Air pada DAS merupakan aliran air yang mengalami siklus hidrologi secara alamiah. Selama berlangsungnya daur hidrologi, yaitu perjalanan air dari permukaan laut ke atmosfer kemudian ke permukaan tanah dan kembali lagi ke laut yang tidak pernah berhenti tersebut, air tersebut akan tertahan (sementara) di sungai, danau/waduk, dan dalam tanah sehingga akan dimanfaatkan oleh manusia atau makhluk hidup.
Air hujan yang dapat mencapai permukaan tanah, sebagian akan masuk (terserap) ke dalam tanah (infiltrasi), sedangkan air yang tidak terserap ke dalam tanah akan tertampung sementara dalam cekungan-cekungan permukaan tanah (surface detention) untuk kemudian mengalir di atas permukaan tanah ke tempat yang lebih rendah (runoff), untuk selanjutnya masuk ke sungai. Pada ekosistem hutan, air permukaan (runoff) mengalami perlambatan yang sangat nyata.

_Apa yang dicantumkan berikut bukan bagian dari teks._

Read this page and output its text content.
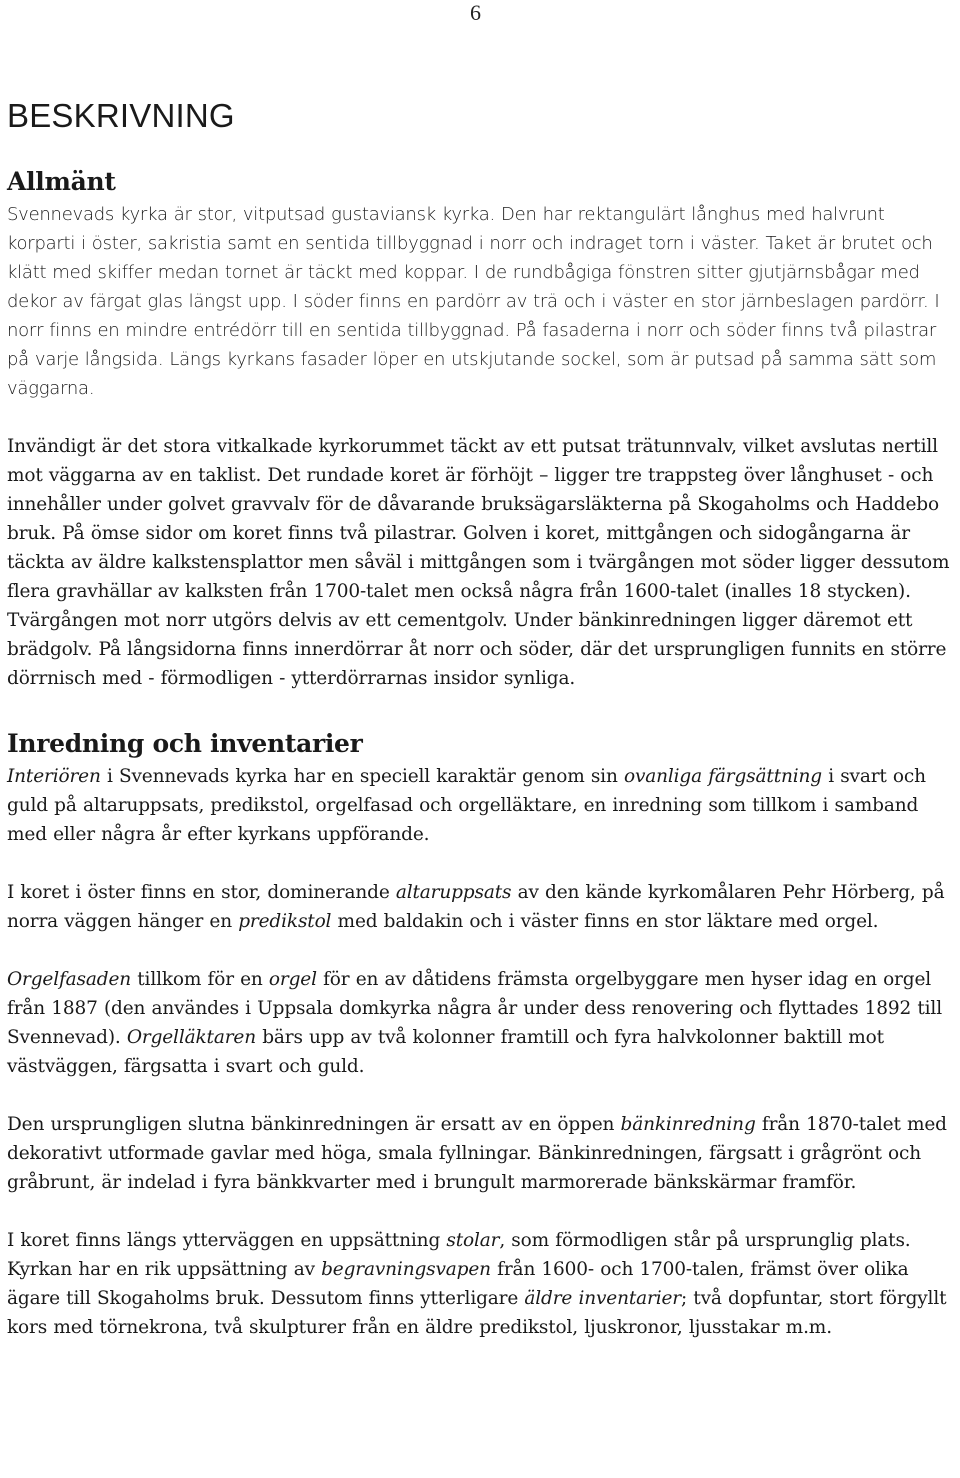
6
BESKRIVNING
Allmänt

Svennevads kyrka är stor, vitputsad gustaviansk kyrka. Den har rektangulärt långhus med halvrunt korparti i öster, sakristia samt en sentida tillbyggnad i norr och indraget torn i väster. Taket är brutet och klätt med skiffer medan tornet är täckt med koppar. I de rundbågiga fönstren sitter gjutjärnsbågar med dekor av färgat glas längst upp. I söder finns en pardörr av trä och i väster en stor järnbeslagen pardörr. I norr finns en mindre entrédörr till en sentida tillbyggnad. På fasaderna i norr och söder finns två pilastrar på varje långsida. Längs kyrkans fasader löper en utskjutande sockel, som är putsad på samma sätt som väggarna.

Invändigt är det stora vitkalkade kyrkorummet täckt av ett putsat trätunnvalv, vilket avslutas nertill mot väggarna av en taklist. Det rundade koret är förhöjt – ligger tre trappsteg över långhuset - och innehåller under golvet gravvalv för de dåvarande bruksägarsläkterna på Skogaholms och Haddebo bruk. På ömse sidor om koret finns två pilastrar. Golven i koret, mittgången och sidogångarna är täckta av äldre kalkstensplattor men såväl i mittgången som i tvärgången mot söder ligger dessutom flera gravhällar av kalksten från 1700-talet men också några från 1600-talet (inalles 18 stycken). Tvärgången mot norr utgörs delvis av ett cementgolv. Under bänkinredningen ligger däremot ett brädgolv. På långsidorna finns innerdörrar åt norr och söder, där det ursprungligen funnits en större dörrnisch med - förmodligen - ytterdörrarnas insidor synliga.

Inredning och inventarier

Interiören i Svennevads kyrka har en speciell karaktär genom sin ovanliga färgsättning i svart och guld på altaruppsats, predikstol, orgelfasad och orgelläktare, en inredning som tillkom i samband med eller några år efter kyrkans uppförande.

I koret i öster finns en stor, dominerande altaruppsats av den kände kyrkomålaren Pehr Hörberg, på norra väggen hänger en predikstol med baldakin och i väster finns en stor läktare med orgel.

Orgelfasaden tillkom för en orgel för en av dåtidens främsta orgelbyggare men hyser idag en orgel från 1887 (den användes i Uppsala domkyrka några år under dess renovering och flyttades 1892 till Svennevad). Orgelläktaren bärs upp av två kolonner framtill och fyra halvkolonner baktill mot västväggen, färgsatta i svart och guld.

Den ursprungligen slutna bänkinredningen är ersatt av en öppen bänkinredning från 1870-talet med dekorativt utformade gavlar med höga, smala fyllningar. Bänkinredningen, färgsatt i grågrönt och gråbrunt, är indelad i fyra bänkkvarter med i brungult marmorerade bänkskärmar framför.

I koret finns längs ytterväggen en uppsättning stolar, som förmodligen står på ursprunglig plats. Kyrkan har en rik uppsättning av begravningsvapen från 1600- och 1700-talen, främst över olika ägare till Skogaholms bruk. Dessutom finns ytterligare äldre inventarier; två dopfuntar, stort förgyllt kors med törnekrona, två skulpturer från en äldre predikstol, ljuskronor, ljusstakar m.m.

Sewaktu hujan jatuh, pertamakali energi kinetiknya akan dipatahkan oleh dedaunan. Selanjutnya aliran air yang telah melambat tersebut akan terhalang oleh ranting dibawahnya dan jika lolos air tersebut akan tertahan oleh semak dan rerumputan di dasar hutan. Sehingga aliran permukaan di ekosistem hutan sangat rendah dan sebaliknya air yang masuk ke dalam tanah atau air yang terserap akan tinggi.
Pada permukaan tanah yang terbuka, air hujan akan langsung mengenai permukaan dengan energi kenetik yang tinggi sehingga dapat memecahkan partikel tanah.
Oleh karena tidak ada hambatan maka aliran permukaan akan tinggi. Tingginya laju aliran permukaan menyebabkan tingginya laju erosi. Laju erosi yang tinggi menyebabkan sedimentasi di waduk, sungai danau atau di reservoir alami lainnya.
Sedimentasi ini akan memperkecil kapasitas tampung wadah-wadah air alami tersebut. Sehingga pada musim kemarau air tersebut tidak mencukupi dan pada musim hujan akan mudah terjadi luapan yang mengakibatkan banjir.
Dari uraian di atas maka ekosistem hutan sangatlah penting bagi keseimbangan air pada musim hujan dan kemarau. Tetapi menurut Forest Watch Indonesia (FWI) kenyataannya laju kerusakan hutan (deforestasi) di Indonesia sangat tinggi yaitu 2 juta hektar per tahun pada kurun waktu 1980-1990-an, 1,5 juta hektar per tahun pada periode 2000-2009 dan 1,1 juta hektar pada periode 2009-2013.
Penurunan laju deforestasi ini bukan karena berhasilnya pelestarian hutan tetapi lebih karena telah berkurangnya wilayah hutan di Indonesia.